Engaging with New Zealand and Pacific businesses – importers and exporters – and understanding their interests is vital to supporting economic development in both New Zealand and the Pacific. 


The Pacific Agreement on Closer Economic Relations Plus (PACER Plus) is a trade and development agreement that seeks to raise living standards, create jobs, increase export in Pacific countries, and provide greater certainty for New Zealand businesses trading in the Pacific.  PACER Plus is a key tool to promote regional economic integration as part of increasing the Pacific’s participation in international trade.

Opportunities for economic development in Pacific countries are limited because of their small size and the difficulty achieving the economies of scale needed to compete in international markets. PACER Plus should help to create jobs and wealth in the Pacific by making it easier for these countries to trade.

Aid for Trade

Aid for Trade is development assistance to make it easier for a country to trade internationally. It generally includes improving infrastructure or regulatory environments, and removing barriers to trade such as anti-competitive practices.

A lot of our development work directly contributes to Aid for Trade and under PACER Plus. New Zealand has committed at least 20% of our total ODA in Aid for Trade in the Pacific for five years (once PACER Plus comes into force).

Supporting private sector in the Pacific

The private sector is a key driver of economic development in the Pacific. We promote, advise and assist Pacific businesses (Pacific and New Zealand based) through initiatives including Pacific Trade Invest(external link), Business Link Pacific(external link), and the Pacific Private Sector Development Initiative(external link).

New Zealand also co-finances the International Finance Corporation under the Pacific Partnership II to promote private sector development through investment in infrastructure, financial services, economic growth opportunities and women’s economic empowerment.
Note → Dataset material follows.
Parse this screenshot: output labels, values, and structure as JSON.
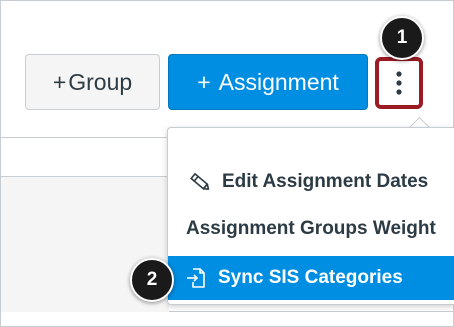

IFC operates in Fiji, Kiribati, PNG, Samoa, Solomon Islands, Tonga, and Vanuatu.


A significant source of household income for the Pacific region (especially in Tonga, Samoa, Vanuatu and Fiji) is the money people earn in New Zealand and send back to their home countries. In recent years, remittances to the Pacific (including RSE workers’ remittances) have been worth around NZD$852 million each year, with around 30% coming from New Zealand (30% from Australia, 30% from the US, and 10% from elsewhere).

Commitment to regionalism

New Zealand regularly participates in regional discussions on advancing economic priorities at the annual Pacific Islands Forum Economic Ministers Meeting (FEMM). Economic Ministers from the Pacific Islands Forum meet to discuss the current economic landscape and opportunities for greater regional collaboration. Public and private sector representatives are also invited to participate.

Labour Mobility – RSE

Labour mobility(external link) refers to the movement of workers within a country or between countries. Through the Recognised Seasonal Employer scheme (RSE) workers from the Pacific come to New Zealand to work in the horticulture and viticulture industries during the busy seasons.

Approximately 12,850 (mainly Pacific) workers come to New Zealand to work, sending their earnings to back to their home countries. This transfer of money to a home country is also known as a remittance. On average, RSE workers in New Zealand send NZD$37.5 million to the Pacific each year.

We fund the Ministry of Business, Innovation and Employment (MBIE) to deliver activities that improve worker selection, recruitment processes and pre-departure programmes. We also give the workers access to additional training (such as English language, financial management, and business development) while they are in New Zealand.

An image of RSE workers, posing for a photo in a field. .

RSE benefits workers and partner country economies and meets a labour need in New Zealand. In 2014 a World Bank report described RSE as “one of the most effective development interventions for which rigorous evaluations are available.”

Labour Mobility Arrangement

We have committed to a Labour Mobility Arrangement which intends to enhance regional cooperation on labour mobility. We are exploring new opportunities for Pacific workers in New Zealand, including looking at other industry sectors (such as fisheries and building) and assisting Pacific countries to recruit and prepare their people to work here.

Participation in these new schemes is prioritised for PACER Plus signatories, as they are also signatories to the Labour Mobility Arrangement.